Image: picture alliance/Klaus Nowottnick
Buchenwald Memorial
Located near the Thuringian town of Weimar, Buchenwald was one of the largest concentration camps in Germany. From 1937 to April 1945, the National Socialists deported about 270,000 people from all over Europe to the camp and murdered 64,000 of them before the camp was liberated by US soldiers in 1945. The site now serves as a memorial to the victims.
Image: Getty Images/J. Schlueter
Memorial to the Sinti and Roma Victims
Opposite the Reichstag parliament building in Berlin, a park inaugurated in 2012 serves as a memorial to the 500,000 Sinti and Roma people killed by the Nazi regime. Around a memorial pool, the poem "Auschwitz" by Roma poet Santino Spinelli is written in English, Germany and Romani. "Gaunt face, dead eyes, cold lips, quiet, a broken heart, out of breath, without words, no tears," it reads.
Image: picture-alliance/dpa
'Stolpersteine' — stumbling blocks as memorials
In the 1990s, artist Gunter Demnig began the project to confront Germany's Nazi past. The brass-covered concrete cubes placed in front of the former homes of Nazi victims show their names, details about their deportation, and murder, if known. As of early 2022, some 100,000 "Stolpersteine" have been laid in over 25 countries across Europe.
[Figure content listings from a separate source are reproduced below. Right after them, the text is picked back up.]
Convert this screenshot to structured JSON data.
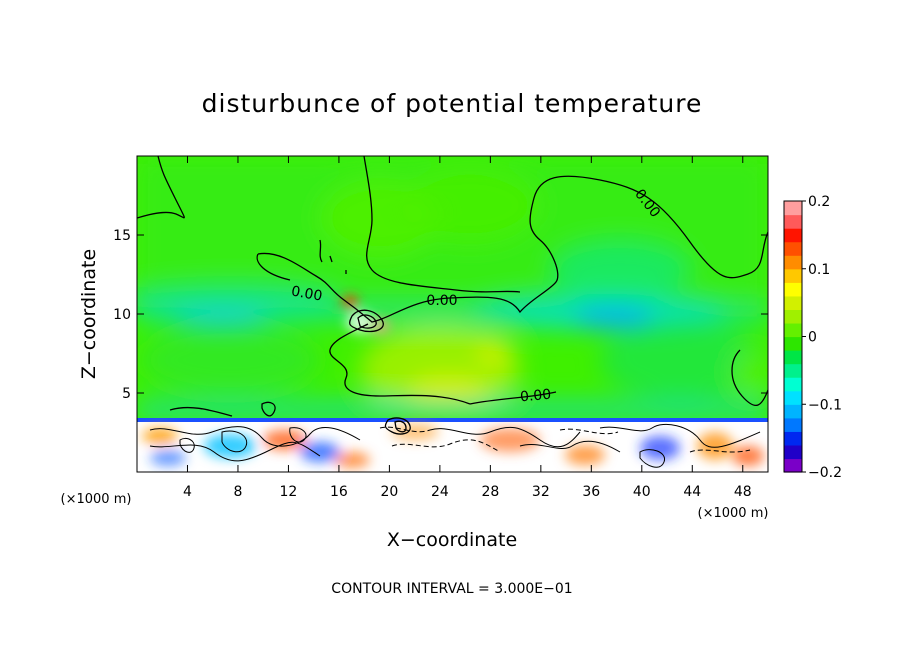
{
  "chart_data": {
    "type": "heatmap",
    "title": "disturbunce of potential temperature",
    "xlabel": "X−coordinate",
    "ylabel": "Z−coordinate",
    "x_unit": "(×1000 m)",
    "y_unit": "(×1000 m)",
    "xlim": [
      0,
      50
    ],
    "ylim": [
      0,
      20
    ],
    "x_ticks": [
      4,
      8,
      12,
      16,
      20,
      24,
      28,
      32,
      36,
      40,
      44,
      48
    ],
    "y_ticks": [
      5,
      10,
      15
    ],
    "colorbar": {
      "range": [
        -0.2,
        0.2
      ],
      "tick_values": [
        -0.2,
        -0.1,
        0,
        0.1,
        0.2
      ],
      "tick_labels": [
        "−0.2",
        "−0.1",
        "0",
        "0.1",
        "0.2"
      ],
      "colors": [
        "#7a00c8",
        "#2000c8",
        "#0028f0",
        "#0078ff",
        "#00b4ff",
        "#00e1ff",
        "#00ffd2",
        "#00f08c",
        "#00e646",
        "#2de600",
        "#64f000",
        "#a0f000",
        "#d2f000",
        "#ffff00",
        "#ffc800",
        "#ff8c00",
        "#ff5000",
        "#ff1400",
        "#ff5a5a",
        "#ff9e9e"
      ]
    },
    "contour_labels": [
      {
        "text": "0.00",
        "x": 16.5,
        "z": 11.3
      },
      {
        "text": "0.00",
        "x": 24.5,
        "z": 10.9
      },
      {
        "text": "0.00",
        "x": 31.5,
        "z": 4.8
      },
      {
        "text": "0.00",
        "x": 40.5,
        "z": 17.3
      }
    ],
    "contour_interval_note": "CONTOUR INTERVAL = 3.000E−01"
  }
}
It's the world's largest decentralized Holocaust memorial.
Image: picture-alliance/dpa
Brown House in Munich
Right next to the "Führerbau," where Adolf Hitler had his office in Munich, was the headquarters of the Nazi Party, called the Brown House. A white cube now occupies the place where it once stood. In it, the "Documentation Center for the History of National Socialism" opened on April 30, 2015, 70 years after the defeat of the Nazi regime.